Pour Jack,
qui me fait toujours rire
PREMIÈRE PARTIE
CHAPITRE UN
Bronwyn
Lundi 24 septembre, 14 h 55
Une sextape. Une grossesse. Deux tricheries aux exams. Et ce ne sont que les alertes de la semaine. Quiconque ne connaîtrait le lycée de Bayview que par l’appli à scandale de Simon Kelleher pourrait se demander comment ses élèves trouvent le temps d’aller en cours.
– C’est dépassé, tout ça, Bronwyn, dit une voix derrière mon épaule. Attends un peu de voir le post de demain.
Oups… J’ai horreur de me faire prendre en train de lire Askip, encore plus par son fondateur. Je range mon portable et je rétorque en refermant mon casier :
– Tu vas flinguer la vie de qui, cette fois ?
Simon cale son pas sur le mien tandis que je fends le flot des élèves qui se dirigent vers la sortie.
– C’est un service d’intérêt public, me réplique-t-il en chassant ma critique d’un geste de la main. Tu donnes bien des cours particuliers à Regis Crawley ? Ça ne t’intéresse pas de savoir qu’il a une caméra cachée dans sa chambre ?
Je ne me fatigue pas à répondre. La probabilité que je m’approche de la chambre de Regis la Défonce est à peu près aussi nulle que celle de voir Simon assailli par les scrupules.
– De toute façon, c’est leur faute : si les gens n’étaient pas des tricheurs et des menteurs, j’aurais déjà mis la clé sous la porte.
Ses yeux d’un bleu froid notent que mes pas s’allongent.
– Tu vas où comme ça ? Te couvrir de gloire extrascolaire ?
– Pas vraiment.
Si seulement. Comme pour me narguer, une alerte s’affiche sur mon portable. Entraînement Défi de maths. 15 h Epoch Coffee. Suivi d’un message de l’une de mes équipières : « Evan est là. »
Évidemment. Le Matheux Canon – non, ce n’est pas un oxymore – a l’art de se pointer uniquement quand moi, je ne peux pas y être.
En règle générale, et encore plus ces derniers temps, je m’efforce de ne lâcher à Simon que le strict minimum. Au bout du couloir, on pousse les portes en métal vert de la cage d’escalier, qui marque la frontière entre les locaux d’origine miteux et la nouvelle aile, lumineuse et aérée. Tous les ans, de nouvelles familles riches dépassées par le coût de la vie à San Diego viennent s’installer vingt-cinq kilomètres à l’est, à Bayview, dans l’espoir que leurs impôts paieront à leurs enfants un environnement scolaire plus sympa que les plafonds en béton et les sols en lino lacéré.
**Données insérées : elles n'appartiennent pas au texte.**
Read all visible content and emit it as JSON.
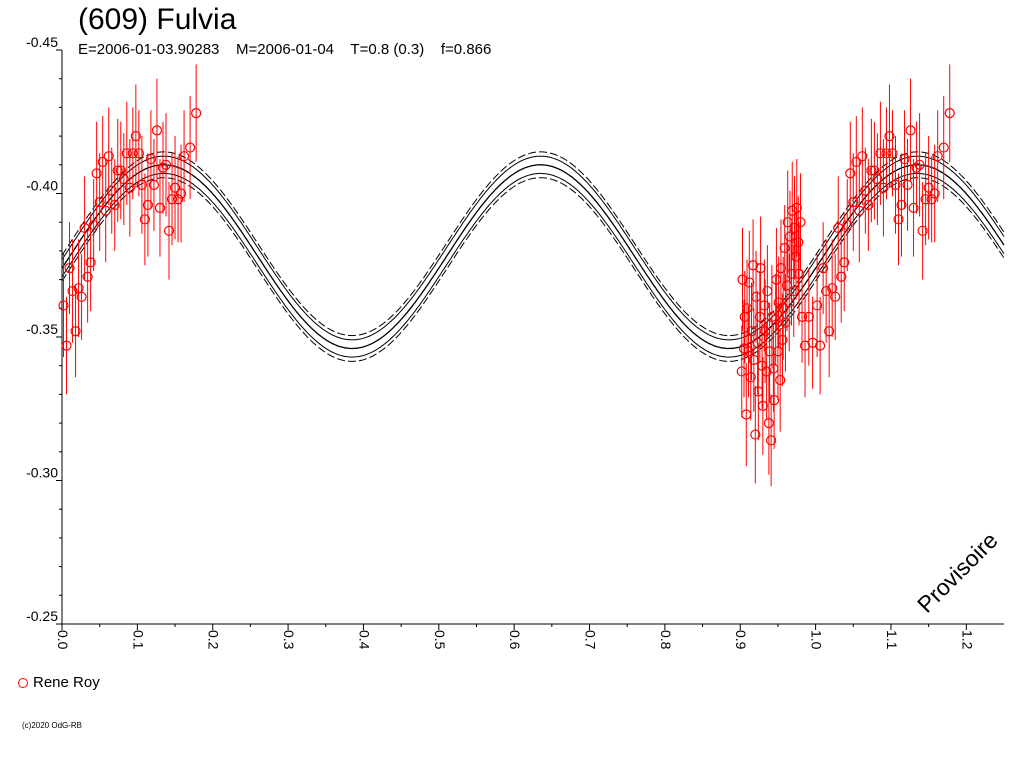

Quand j’arrive au labo de M. Avery au deuxième étage, Simon est toujours sur mes talons. Je me tourne à demi vers lui, les bras croisés.
– T’as pas un truc à faire, toi ?
– Si, si. Je suis collé.
Il attend que je me remette en marche, et éclate de rire en me voyant tourner la poignée de la porte.
– Sérieux, toi aussi ? Pour quel délit ?
Je marmonne en ouvrant la porte en grand :
– J’ai été accusée à tort.
Il y a déjà trois élèves dans la salle. Dont deux que je ne me serais pas attendue à trouver ici. Je m’arrête.